Type alias for objects in Typescript - Time & Space Complexity
Let's see how the time it takes to run code changes when we use type aliases for objects in TypeScript.
We want to know how the program's work grows as the object size or usage grows.
Analyze the time complexity of the following code snippet.
type User = {
id: number;
name: string;
age: number;
};
function greetUsers(users: User[]) {
users.forEach(user => {
console.log(`Hello, ${user.name}!`);
});
}
This code defines a type alias for a user object and then greets each user in an array.
Identify the loops, recursion, array traversals that repeat.
- Primary operation: Looping through the array of users with
forEach. - How many times: Once for each user in the array.

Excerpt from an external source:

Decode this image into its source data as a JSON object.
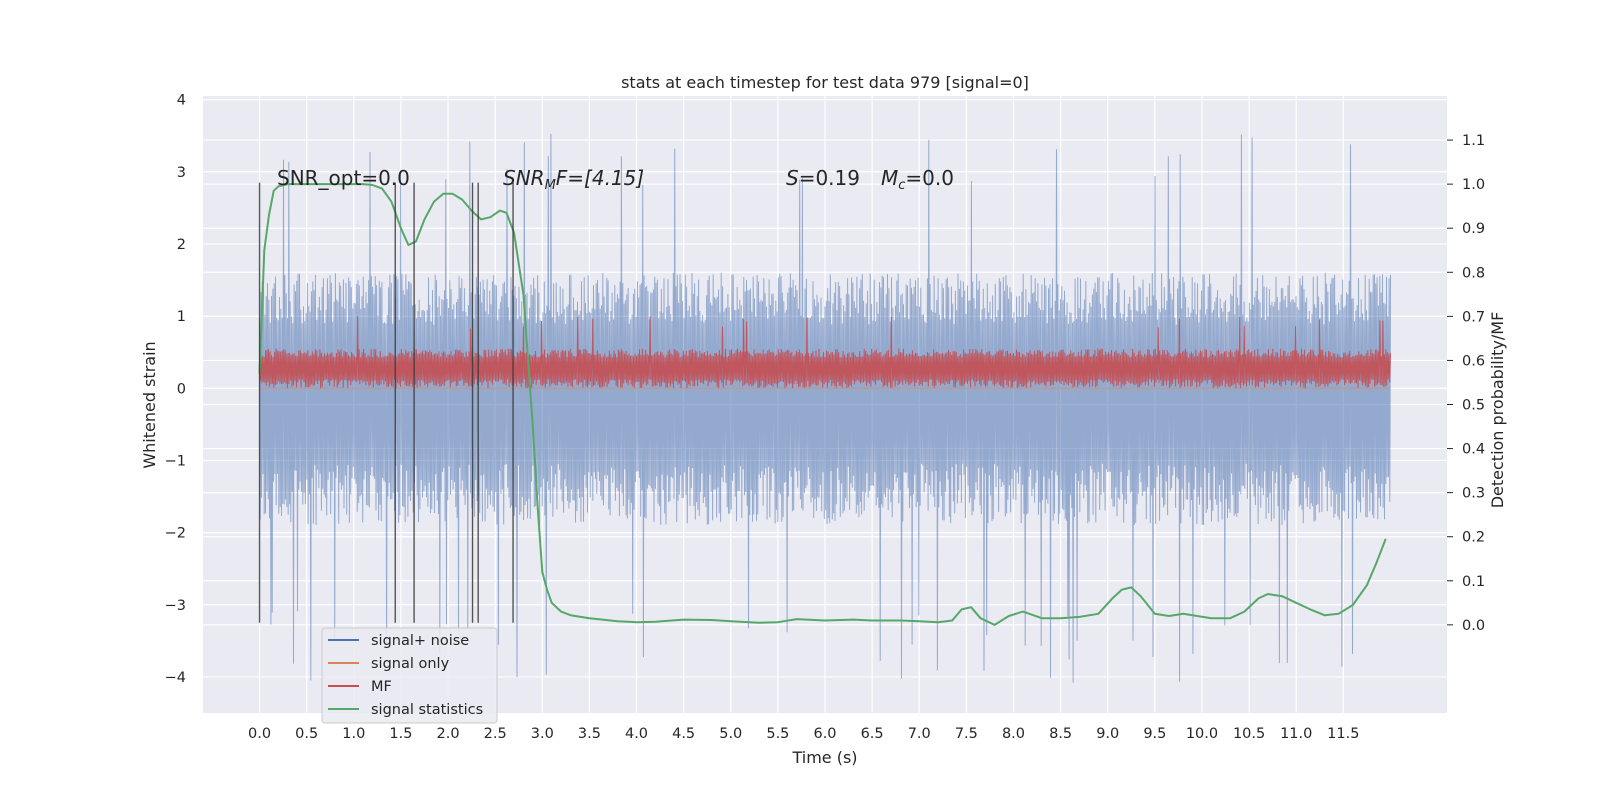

As the number of users grows, the number of greetings grows the same way.
| Input Size (n) | Approx. Operations |
|---|---|
| 10 | 10 greetings |
| 100 | 100 greetings |
| 1000 | 1000 greetings |
Pattern observation: The work grows directly with the number of users.
Time Complexity: O(n)
This means the time to greet users grows in a straight line with the number of users.

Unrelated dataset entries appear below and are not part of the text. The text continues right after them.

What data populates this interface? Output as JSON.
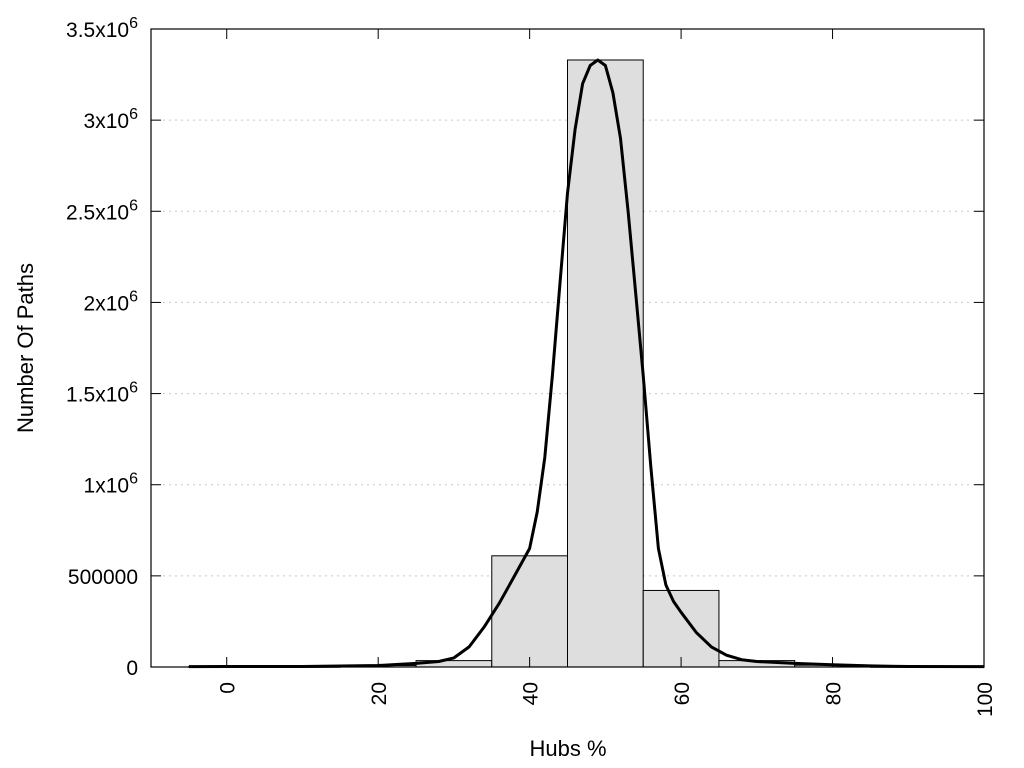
{
  "chart_data": {
    "type": "bar",
    "title": "",
    "xlabel": "Hubs %",
    "ylabel": "Number Of Paths",
    "xlim": [
      -10,
      100
    ],
    "ylim": [
      0,
      3500000
    ],
    "grid": true,
    "x_ticks": [
      {
        "value": 0,
        "label": "0"
      },
      {
        "value": 20,
        "label": "20"
      },
      {
        "value": 40,
        "label": "40"
      },
      {
        "value": 60,
        "label": "60"
      },
      {
        "value": 80,
        "label": "80"
      },
      {
        "value": 100,
        "label": "100"
      }
    ],
    "y_ticks": [
      {
        "value": 0,
        "base": "0",
        "exp": ""
      },
      {
        "value": 500000,
        "base": "500000",
        "exp": ""
      },
      {
        "value": 1000000,
        "base": "1x10",
        "exp": "6"
      },
      {
        "value": 1500000,
        "base": "1.5x10",
        "exp": "6"
      },
      {
        "value": 2000000,
        "base": "2x10",
        "exp": "6"
      },
      {
        "value": 2500000,
        "base": "2.5x10",
        "exp": "6"
      },
      {
        "value": 3000000,
        "base": "3x10",
        "exp": "6"
      },
      {
        "value": 3500000,
        "base": "3.5x10",
        "exp": "6"
      }
    ],
    "bars": [
      {
        "x0": -5,
        "x1": 5,
        "value": 3000
      },
      {
        "x0": 5,
        "x1": 15,
        "value": 3000
      },
      {
        "x0": 15,
        "x1": 25,
        "value": 8000
      },
      {
        "x0": 25,
        "x1": 35,
        "value": 35000
      },
      {
        "x0": 35,
        "x1": 45,
        "value": 610000
      },
      {
        "x0": 45,
        "x1": 55,
        "value": 3330000
      },
      {
        "x0": 55,
        "x1": 65,
        "value": 420000
      },
      {
        "x0": 65,
        "x1": 75,
        "value": 35000
      },
      {
        "x0": 75,
        "x1": 85,
        "value": 10000
      },
      {
        "x0": 85,
        "x1": 95,
        "value": 3000
      },
      {
        "x0": 95,
        "x1": 100,
        "value": 3000
      }
    ],
    "curve": {
      "x": [
        -5,
        0,
        10,
        20,
        25,
        28,
        30,
        32,
        34,
        36,
        38,
        40,
        41,
        42,
        43,
        44,
        45,
        46,
        47,
        48,
        49,
        50,
        51,
        52,
        53,
        54,
        55,
        56,
        57,
        58,
        59,
        60,
        62,
        64,
        66,
        68,
        70,
        75,
        80,
        85,
        90,
        100
      ],
      "y": [
        2000,
        3000,
        3000,
        8000,
        20000,
        30000,
        50000,
        110000,
        220000,
        350000,
        500000,
        650000,
        850000,
        1150000,
        1600000,
        2100000,
        2600000,
        2950000,
        3200000,
        3300000,
        3330000,
        3300000,
        3150000,
        2900000,
        2500000,
        2050000,
        1600000,
        1100000,
        650000,
        450000,
        360000,
        300000,
        190000,
        110000,
        65000,
        40000,
        30000,
        20000,
        12000,
        6000,
        3000,
        2000
      ]
    },
    "colors": {
      "bar_fill": "#dedede",
      "bar_stroke": "#000000",
      "curve": "#000000",
      "grid": "#c8c8c8"
    }
  }
}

[X] Wrong: "Using a type alias for objects makes the code run faster or slower."
[OK] Correct: Type aliases only help with code clarity and checking before running. They do not affect how fast the program runs.
Understanding how loops over typed objects behave helps you explain your code clearly and reason about performance in real projects.
What if we changed the array to a nested array of users? How would the time complexity change?